Am Montagnachmittag habe Möllring angerufen, um ihm mitzuteilen, dass die Länder unverändert auf einer Öffnungsklausel zur Verlängerung der Arbeitszeit und zur Kürzung von Urlaubs- und Weihnachtsgeld beharrten, sagte Bsirske. Einen neuen Verhandlungstermin habe Möllring nicht vorgeschlagen; er wolle vielmehr das Treffen der Länderfinanzminister am kommenden Donnerstag abwarten. Bsirske will nun seinerseits nach dem Donnerstag mit einem Terminvorschlag auf Möllring zugehen. „Ich lasse ihm nicht durchgehen, Potemkin’sche Dörfer zu bauen“, sagte der Verdi-Chef, der bei Möllring Kompromissbereitschaft vermisst und ihm „Scheinverhandlungen“ vorwirft.
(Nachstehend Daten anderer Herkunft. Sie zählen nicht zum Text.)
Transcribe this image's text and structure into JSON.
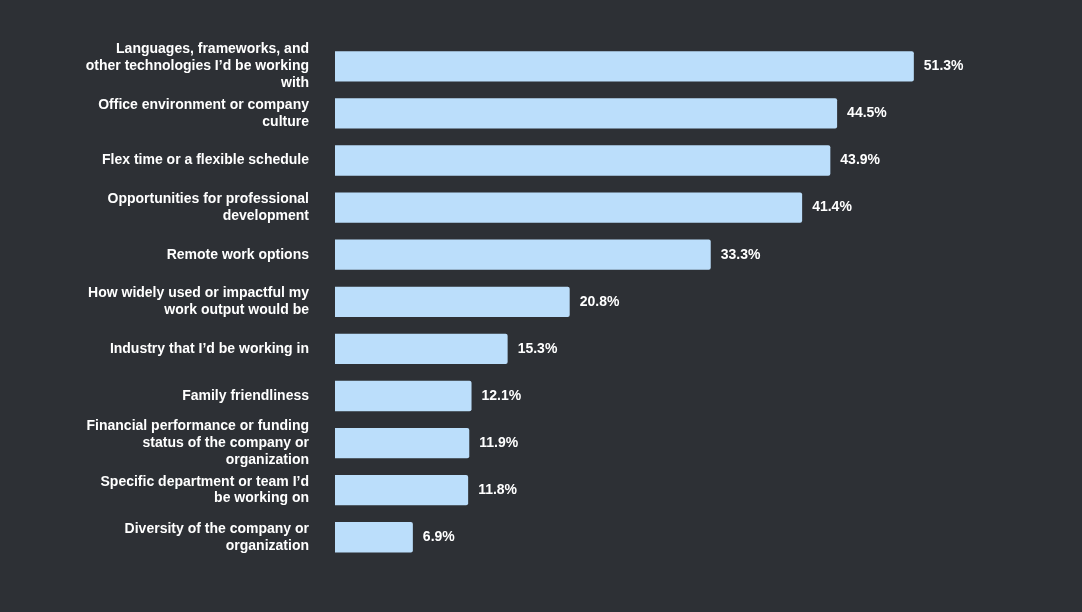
{
  "chart_data": {
    "type": "bar",
    "orientation": "horizontal",
    "categories": [
      "Languages, frameworks, and other technologies I’d be working with",
      "Office environment or company culture",
      "Flex time or a flexible schedule",
      "Opportunities for professional development",
      "Remote work options",
      "How widely used or impactful my work output would be",
      "Industry that I’d be working in",
      "Family friendliness",
      "Financial performance or funding status of the company or organization",
      "Specific department or team I’d be working on",
      "Diversity of the company or organization"
    ],
    "values": [
      51.3,
      44.5,
      43.9,
      41.4,
      33.3,
      20.8,
      15.3,
      12.1,
      11.9,
      11.8,
      6.9
    ],
    "value_labels": [
      "51.3%",
      "44.5%",
      "43.9%",
      "41.4%",
      "33.3%",
      "20.8%",
      "15.3%",
      "12.1%",
      "11.9%",
      "11.8%",
      "6.9%"
    ],
    "color": "#bbdefb",
    "tick_labels": "y",
    "grid": false,
    "legend": false
  }
}
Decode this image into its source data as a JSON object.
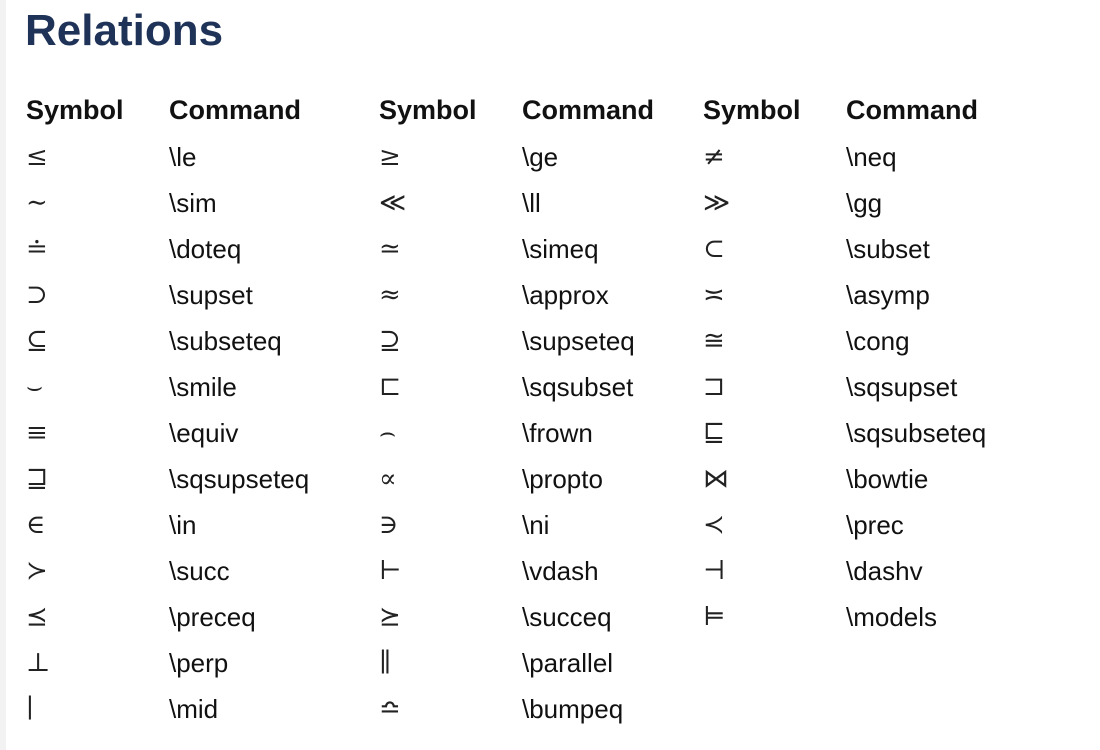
{
  "title": "Relations",
  "headers": [
    "Symbol",
    "Command",
    "Symbol",
    "Command",
    "Symbol",
    "Command"
  ],
  "rows": [
    [
      {
        "symbol": "≤",
        "command": "\\le"
      },
      {
        "symbol": "≥",
        "command": "\\ge"
      },
      {
        "symbol": "≠",
        "command": "\\neq"
      }
    ],
    [
      {
        "symbol": "∼",
        "command": "\\sim"
      },
      {
        "symbol": "≪",
        "command": "\\ll"
      },
      {
        "symbol": "≫",
        "command": "\\gg"
      }
    ],
    [
      {
        "symbol": "≐",
        "command": "\\doteq"
      },
      {
        "symbol": "≃",
        "command": "\\simeq"
      },
      {
        "symbol": "⊂",
        "command": "\\subset"
      }
    ],
    [
      {
        "symbol": "⊃",
        "command": "\\supset"
      },
      {
        "symbol": "≈",
        "command": "\\approx"
      },
      {
        "symbol": "≍",
        "command": "\\asymp"
      }
    ],
    [
      {
        "symbol": "⊆",
        "command": "\\subseteq"
      },
      {
        "symbol": "⊇",
        "command": "\\supseteq"
      },
      {
        "symbol": "≅",
        "command": "\\cong"
      }
    ],
    [
      {
        "symbol": "⌣",
        "command": "\\smile"
      },
      {
        "symbol": "⊏",
        "command": "\\sqsubset"
      },
      {
        "symbol": "⊐",
        "command": "\\sqsupset"
      }
    ],
    [
      {
        "symbol": "≡",
        "command": "\\equiv"
      },
      {
        "symbol": "⌢",
        "command": "\\frown"
      },
      {
        "symbol": "⊑",
        "command": "\\sqsubseteq"
      }
    ],
    [
      {
        "symbol": "⊒",
        "command": "\\sqsupseteq"
      },
      {
        "symbol": "∝",
        "command": "\\propto"
      },
      {
        "symbol": "⋈",
        "command": "\\bowtie"
      }
    ],
    [
      {
        "symbol": "∈",
        "command": "\\in"
      },
      {
        "symbol": "∋",
        "command": "\\ni"
      },
      {
        "symbol": "≺",
        "command": "\\prec"
      }
    ],
    [
      {
        "symbol": "≻",
        "command": "\\succ"
      },
      {
        "symbol": "⊢",
        "command": "\\vdash"
      },
      {
        "symbol": "⊣",
        "command": "\\dashv"
      }
    ],
    [
      {
        "symbol": "⪯",
        "command": "\\preceq"
      },
      {
        "symbol": "⪰",
        "command": "\\succeq"
      },
      {
        "symbol": "⊨",
        "command": "\\models"
      }
    ],
    [
      {
        "symbol": "⊥",
        "command": "\\perp"
      },
      {
        "symbol": "∥",
        "command": "\\parallel"
      },
      {
        "symbol": "",
        "command": ""
      }
    ],
    [
      {
        "symbol": "∣",
        "command": "\\mid"
      },
      {
        "symbol": "≏",
        "command": "\\bumpeq"
      },
      {
        "symbol": "",
        "command": ""
      }
    ]
  ]
}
Am 11. März war die bislang letzte Verhandlungsrunde zwischen Verdi und der TdL abgebrochen worden, weil die Länder auf ihrer Maximalposition beharrten.

Bsirske sowie der Verhandlungsführer der dbb Tarifunion, Frank Stöhr, kritisierten die TdL wegen ihres Entgegenkommens gegenüber der Ärztevereinigung Marburger Bund, die derzeit um eine Lohnforderung von 30 Prozent einen Arbeitskampf führt. Die TdL, so Bsirske, die vom Pflegepersonal Gehaltseinbußen und längere Arbeitszeiten fordere, biete den Ärzten unter gewissen Umständen Einkommenserhöhungen um bis zu 45 Prozent an. „Wenn eine Gruppe 45 Prozent mehr bekommt, was bedeutet das für die andere Gruppe?“, fragte Bsirske, der befürchtet, dass das Pflegepersonal die Gehaltssteigerungen der Ärzte finanzieren müssen. Stöhr sprach von einer „Umverteilung von oben nach unten“ und warf der TdL einen „Angriff auf den sozialen Frieden vor“.

Die TdL wiederum reagierte in einer schriftlichen Stellungnahme. Die Empörung der Gewerkschaften sei nicht nachvollziehbar. Wenn der Tarifvertrag für den öffentlichen Dienst, der bislang nur für Bund und Kommunen gilt, auch auf die Länder und die Uni-Ärzte übertragen würde, „bedeutet das für einen jungen Arzt im zweiten Jahr 9,7 Prozent mehr Entgelt“. Und für die Erhöhung der Arbeitszeit auf 42 Prozent würden weitere 6,5 Prozent Gehaltserhöhung veranschlagt. „Nichts anderes haben wir vom Volumen her mit dem Marburger Bund in Sondierungsgesprächen diskutiert“, erklärte der TdL-Vorsitzende Möllring. „Von einem Angriff auf den sozialen Frieden kann deshalb keine Rede sein.“

Um über die Situation in den Kliniken zu informieren, hatte Bsirske Pflegepersonal aus Stuttgart, Essen und Göttingen in die Verdi-Zentrale eingeladen. Ein Chirurg und Personalrat aus Stuttgart berichtete aus seinem Krankenhaus, in dem eine Arbeitszeitverlängerung um 18 Minuten am Tag, wie von den Arbeitgebern gefordert, einer Hochrechnung zufolge 185 Stellen kosten würde. Eine Krankenschwester aus Göttingen wies auf die steigende Zahl von Patienten hin. Ferner würden die Patienten älter und damit auch kränker, bedürften also intensiverer Pflege. Doch das Pflegepersonal werde seit Jahren abgebaut.

Die miserablen Arbeitsbedingungen in den Kliniken haben Bsirske zufolge die Fluktuation beziehungsweise die Zahl der Ausstiege forciert. Im Durchschnitt arbeite eine Schwester oder ein Pfleger nur sieben Jahre in dem erlernten Beruf. Für den 29. März kündigten Stöhr und Bsirske einen Aktionstag der Beschäftigten von Unikliniken in Hannover an.